Very few people restructured a system and devolved power back to others with greater integrity and courage than Mikhail Gorbachev.

Clearly, things didn’t play out as Gorbachev intended, and he demonstrated all sorts of other faults and shortcomings along the way.

But our world is very fortunate that, as it just so happens, the leader who controlled a stockpile of nuclear weapons large enough to have destroyed the entire world many times over also just so happened to be one of the most principled and courageous public figures any of us have seen in our lifetimes.

If he had made his own political survival his top priority, he could have held on for decades.

Instead, he saw that something else was needed. And he brought it about, even if it meant his own political demise.

For those reasons, I consider him one of the great heroes of the 20th century, right up there with Mandela and Gandhi and very few others.

My admiration for him and the applicability of the concept of perestroika to our work in education was such that, one year when I was still at High Tech High, I insisted to Amy that the only thing I wanted for my birthday was a framed picture of Gorbachev.

This was back before you could just order something up on the internet. All I kept hearing was how impossible it was going to be to find.

But sure enough, on my birthday, what did I unwrap?

A framed picture of Mikhail Gorbachev.

I keep it in my office to this very day, on the top shelf of the bookcase right between a thank you note from Fortune School

… and a picture of Amy herself.

(To this day, when Amy wants to explain to people how positively insufferable her life’s mate can be, she will sometimes say that I’m the kind of person who wants nothing but a framed picture of Mikhail Gorbachev for his birthday.)

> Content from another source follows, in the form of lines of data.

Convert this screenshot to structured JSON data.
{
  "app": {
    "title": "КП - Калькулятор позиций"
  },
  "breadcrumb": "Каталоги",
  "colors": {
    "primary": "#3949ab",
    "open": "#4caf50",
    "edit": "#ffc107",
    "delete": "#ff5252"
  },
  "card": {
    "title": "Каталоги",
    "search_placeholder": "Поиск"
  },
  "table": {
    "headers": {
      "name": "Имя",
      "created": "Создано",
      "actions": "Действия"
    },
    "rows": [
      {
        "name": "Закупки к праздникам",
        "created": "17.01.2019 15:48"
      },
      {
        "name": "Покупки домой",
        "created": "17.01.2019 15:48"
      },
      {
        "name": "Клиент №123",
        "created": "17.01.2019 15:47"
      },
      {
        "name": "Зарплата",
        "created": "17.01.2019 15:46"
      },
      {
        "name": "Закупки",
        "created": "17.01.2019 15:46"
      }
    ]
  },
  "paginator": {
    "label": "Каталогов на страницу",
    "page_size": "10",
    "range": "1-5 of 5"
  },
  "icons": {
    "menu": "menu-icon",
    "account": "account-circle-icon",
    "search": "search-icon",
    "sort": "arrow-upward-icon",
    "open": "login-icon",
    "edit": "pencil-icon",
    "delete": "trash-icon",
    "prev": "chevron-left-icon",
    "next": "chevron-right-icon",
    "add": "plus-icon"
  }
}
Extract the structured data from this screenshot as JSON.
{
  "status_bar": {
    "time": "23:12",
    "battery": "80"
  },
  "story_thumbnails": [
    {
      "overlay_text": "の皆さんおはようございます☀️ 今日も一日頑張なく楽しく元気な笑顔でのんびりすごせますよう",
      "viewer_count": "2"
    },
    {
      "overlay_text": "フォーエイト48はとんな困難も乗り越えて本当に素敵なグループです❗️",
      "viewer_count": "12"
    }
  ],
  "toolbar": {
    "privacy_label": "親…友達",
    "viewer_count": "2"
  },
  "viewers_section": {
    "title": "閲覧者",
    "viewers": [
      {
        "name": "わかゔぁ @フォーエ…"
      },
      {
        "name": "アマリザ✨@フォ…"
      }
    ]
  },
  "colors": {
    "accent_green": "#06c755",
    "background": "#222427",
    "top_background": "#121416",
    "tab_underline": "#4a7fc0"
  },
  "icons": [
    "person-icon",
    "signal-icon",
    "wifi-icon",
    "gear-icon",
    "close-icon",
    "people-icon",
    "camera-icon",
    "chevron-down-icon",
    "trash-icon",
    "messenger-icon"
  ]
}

Obviously, the way that history has turned out, Gorbachev resonates in different ways.

Who wants to say we desire some perestroika when we know what came next?

But in the aggregate, acknowledging the comparison point’s limitations, I can live with it.

I don’t have any intention of taking Gorbachev off the shelf.

The fact is that, to this very day, we still need thousands upon thousands of Gorbachevs in public education, people who will force the traditional system to do what it must, which is to relinquish control and direct it back to where it rightfully belongs – into the hands of parents and empowered educators.

Leader after leader, many who present themselves to be reformers wanting to devolve power before they assume the superintendency, once they’re in office, want to keep it all, falling back on that age-old view that they’re the special leader who can fix everything if just given sufficient power and control.

There are exceptions.

Joel Klein in New York.

Tom Boasberg in Denver.

Lewis Ferebee in Indianapolis.

They have brought about some of the most important lasting contributions to public education that we have ever seen.

But, sadly, they are the exceptions.

Los Angeles has had some strong superintendents over the years, some who I admire greatly and who showed great courage during their time in office.

But none of them had the basic orientation of a Klein, a Boasberg or a Ferebee, and so, sadly, though much progress has been made in Los Angeles, we could have made so much more.

Now we see a new superintendent come to town …

… whose inaugural “state of the district” speech laying out his plans for the future contained 7,385 words, not one of which was the word “charter.”

CharterFolk, what our country’s kids and families need is greatly more public education, which can only be brought about through a fundamental restructuring of the system.

It is why we need Gorbachevs, thousands of educational Gorbachevs.

Those leaders who help us get where we need to go will deserve our respect and admiration and will rightfully find their portraits on our collective top shelves, right beside keepsakes of the people and places we cherish most.